Barzilay’s team, according to the NIH, found that about 9% of young people were the target of cyberbullying, and these people were four times more likely to report having thought about or attempted suicide.

Jared Walczak, vice president of state projects at the Tax Foundation, noted that Maryland was the first state to implement social media and digital advertising taxes and that state law is still being challenged in court. .

Other states, both Democrats and Republicans, have since looked at these levies, either because they perceive corporations to be wealthy or because they disagree with certain policies. However, Walczak said Indiana’s bill presents a different, but not compelling, case.

“It’s a bit more like an excise tax, where it deals with an externality associated with social media and the tax, but the link is extremely weak,” Walczak told The Center Square. “Taxation is a very inefficient way for policy makers to address concerns about bullying.”

Prescott could not be reached for comment.

The bill also seeks to ban TikTok and WeChat, as well as any other mobile apps or websites created by ByteDance Limited or Tencent Holdings, their China-based developer, on state-owned or operated devices.

TikTok and WeChat are already banned on most state-controlled devices. The Indiana Office of Technology announced the decision last month.
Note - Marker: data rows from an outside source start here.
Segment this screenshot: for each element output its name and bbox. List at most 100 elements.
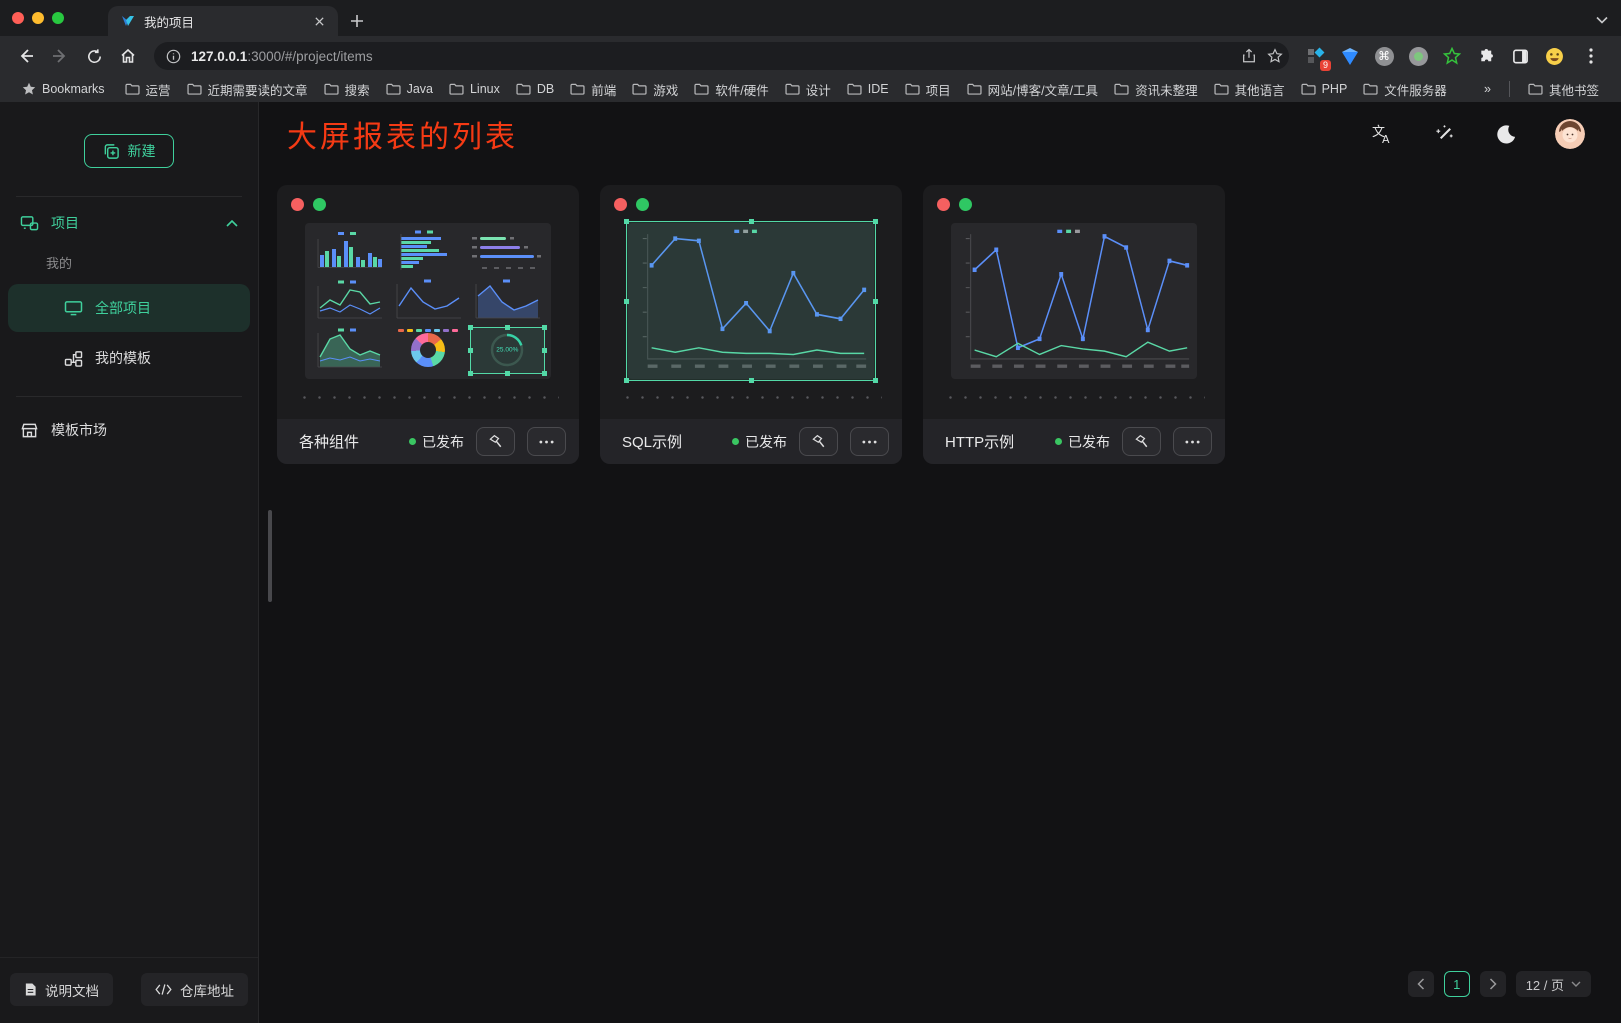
dark-mode-moon-icon[interactable] <box>1493 121 1519 147</box>
new-project-button[interactable]: 新建 <box>84 134 174 168</box>
browser-tab[interactable]: 我的项目 <box>108 6 338 36</box>
other-bookmarks-folder[interactable]: 其他书签 <box>1520 78 1607 101</box>
docs-button[interactable]: 说明文档 <box>10 973 113 1006</box>
bookmark-folder[interactable]: 文件服务器 <box>1355 78 1455 101</box>
project-thumbnail[interactable] <box>628 223 874 379</box>
forward-icon[interactable] <box>46 42 74 70</box>
bookmark-folder[interactable]: Java <box>378 80 441 98</box>
page-size-value: 12 / 页 <box>1526 975 1564 994</box>
folder-icon <box>1114 83 1129 95</box>
close-window-button[interactable] <box>12 12 24 24</box>
share-icon[interactable] <box>1241 48 1257 64</box>
chevron-down-icon <box>1571 981 1581 987</box>
bookmark-folder[interactable]: 项目 <box>897 78 959 101</box>
zoom-window-button[interactable] <box>52 12 64 24</box>
bookmark-folder[interactable]: DB <box>508 80 562 98</box>
goview-favicon-icon <box>120 13 136 29</box>
magic-wand-icon[interactable] <box>1431 121 1457 147</box>
more-button[interactable] <box>1173 427 1212 456</box>
folder-icon <box>785 83 800 95</box>
more-button[interactable] <box>850 427 889 456</box>
status-badge: 已发布 <box>1055 432 1110 452</box>
language-icon[interactable]: 文A <box>1369 121 1395 147</box>
minimize-window-button[interactable] <box>32 12 44 24</box>
pagination: 1 12 / 页 <box>1408 971 1591 997</box>
bookmark-folder-label: 搜索 <box>345 80 370 99</box>
bookmark-star-icon[interactable] <box>1267 48 1283 64</box>
project-thumbnail[interactable] <box>951 223 1197 379</box>
red-dot-icon <box>937 198 950 211</box>
folder-icon <box>570 83 585 95</box>
project-card[interactable]: SQL示例 已发布 <box>600 185 902 464</box>
bookmark-folder[interactable]: PHP <box>1293 80 1356 98</box>
prev-page-button[interactable] <box>1408 971 1434 997</box>
project-name: HTTP示例 <box>945 431 1043 452</box>
sidebar-divider <box>16 396 242 397</box>
sidebar-item-all-projects[interactable]: 全部项目 <box>8 284 250 332</box>
more-button[interactable] <box>527 427 566 456</box>
tab-close-icon[interactable] <box>308 10 330 32</box>
edit-button[interactable] <box>1122 427 1161 456</box>
green-dot-icon <box>313 198 326 211</box>
chevron-up-icon[interactable] <box>226 220 238 227</box>
side-panel-icon[interactable] <box>1509 45 1531 67</box>
bookmarks-overflow-chevron[interactable]: » <box>1476 80 1499 98</box>
sidebar-item-label: 我的模板 <box>95 348 151 368</box>
tab-search-chevron-icon[interactable] <box>1591 9 1613 31</box>
new-tab-button[interactable] <box>346 10 368 32</box>
status-label: 已发布 <box>422 432 464 452</box>
bookmark-folder[interactable]: 前端 <box>562 78 624 101</box>
command-extension-icon[interactable]: ⌘ <box>1373 45 1395 67</box>
new-project-label: 新建 <box>128 141 156 161</box>
bookmarks-root[interactable]: Bookmarks <box>14 80 113 98</box>
content-scrollbar[interactable] <box>268 510 272 602</box>
project-card[interactable]: 25.00% 各种组件 已发布 <box>277 185 579 464</box>
grid-extension-icon[interactable]: 9 <box>1305 45 1327 67</box>
back-icon[interactable] <box>12 42 40 70</box>
home-icon[interactable] <box>114 42 142 70</box>
sidebar-group-project[interactable]: 项目 <box>0 197 258 249</box>
next-page-button[interactable] <box>1480 971 1506 997</box>
site-info-icon[interactable] <box>166 49 181 64</box>
bookmark-folder[interactable]: 游戏 <box>624 78 686 101</box>
reload-icon[interactable] <box>80 42 108 70</box>
card-footer: HTTP示例 已发布 <box>923 419 1225 464</box>
edit-button[interactable] <box>476 427 515 456</box>
project-thumbnail[interactable]: 25.00% <box>305 223 551 379</box>
page-size-select[interactable]: 12 / 页 <box>1516 971 1591 997</box>
project-card[interactable]: HTTP示例 已发布 <box>923 185 1225 464</box>
bookmark-folder[interactable]: 软件/硬件 <box>686 78 776 101</box>
goview-app: 新建 项目 我的 全部项目 我的模板 模板市场 <box>0 102 1621 1023</box>
bookmark-folder[interactable]: 近期需要读的文章 <box>179 78 316 101</box>
url-bar[interactable]: 127.0.0.1:3000/#/project/items <box>154 42 1289 70</box>
chrome-menu-icon[interactable] <box>1577 42 1605 70</box>
status-badge: 已发布 <box>409 432 464 452</box>
browser-toolbar: 127.0.0.1:3000/#/project/items 9 ⌘ <box>0 36 1621 76</box>
recorder-extension-icon[interactable] <box>1407 45 1429 67</box>
extensions-puzzle-icon[interactable] <box>1475 45 1497 67</box>
bookmark-folder[interactable]: 运营 <box>117 78 179 101</box>
bookmark-folder[interactable]: 设计 <box>777 78 839 101</box>
edit-button[interactable] <box>799 427 838 456</box>
tab-title: 我的项目 <box>144 12 300 31</box>
folder-icon <box>324 83 339 95</box>
bookmark-folder[interactable]: 网站/博客/文章/工具 <box>959 78 1106 101</box>
page-title: 大屏报表的列表 <box>287 112 518 156</box>
sidebar-group-label: 项目 <box>51 213 79 233</box>
bookmark-folder[interactable]: Linux <box>441 80 508 98</box>
emoji-extension-icon[interactable] <box>1543 45 1565 67</box>
user-avatar[interactable] <box>1555 119 1585 149</box>
gem-extension-icon[interactable] <box>1339 45 1361 67</box>
status-label: 已发布 <box>745 432 787 452</box>
repo-button[interactable]: 仓库地址 <box>141 973 248 1006</box>
dotted-separator <box>297 396 559 399</box>
bookmark-folder[interactable]: 搜索 <box>316 78 378 101</box>
bookmark-folder[interactable]: 资讯未整理 <box>1106 78 1206 101</box>
bookmark-folder[interactable]: 其他语言 <box>1206 78 1293 101</box>
current-page-button[interactable]: 1 <box>1444 971 1470 997</box>
sidebar-item-template-market[interactable]: 模板市场 <box>0 405 258 455</box>
green-star-extension-icon[interactable] <box>1441 45 1463 67</box>
sidebar-item-my-templates[interactable]: 我的模板 <box>8 334 250 382</box>
folder-icon <box>847 83 862 95</box>
bookmark-folder[interactable]: IDE <box>839 80 897 98</box>
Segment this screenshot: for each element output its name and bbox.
Craig Lubsen, director of communications and external affairs for IOT, said the department provides support to most state agencies.

“The decision was made as part of IOT’s regular security review of the system,” Lubsen said in an email. “IOT is constantly testing the state system and ensuring the integrity is intact.”

Prescott’s bill received first reading and was referred to the House Committee on Government and Regulatory Reform.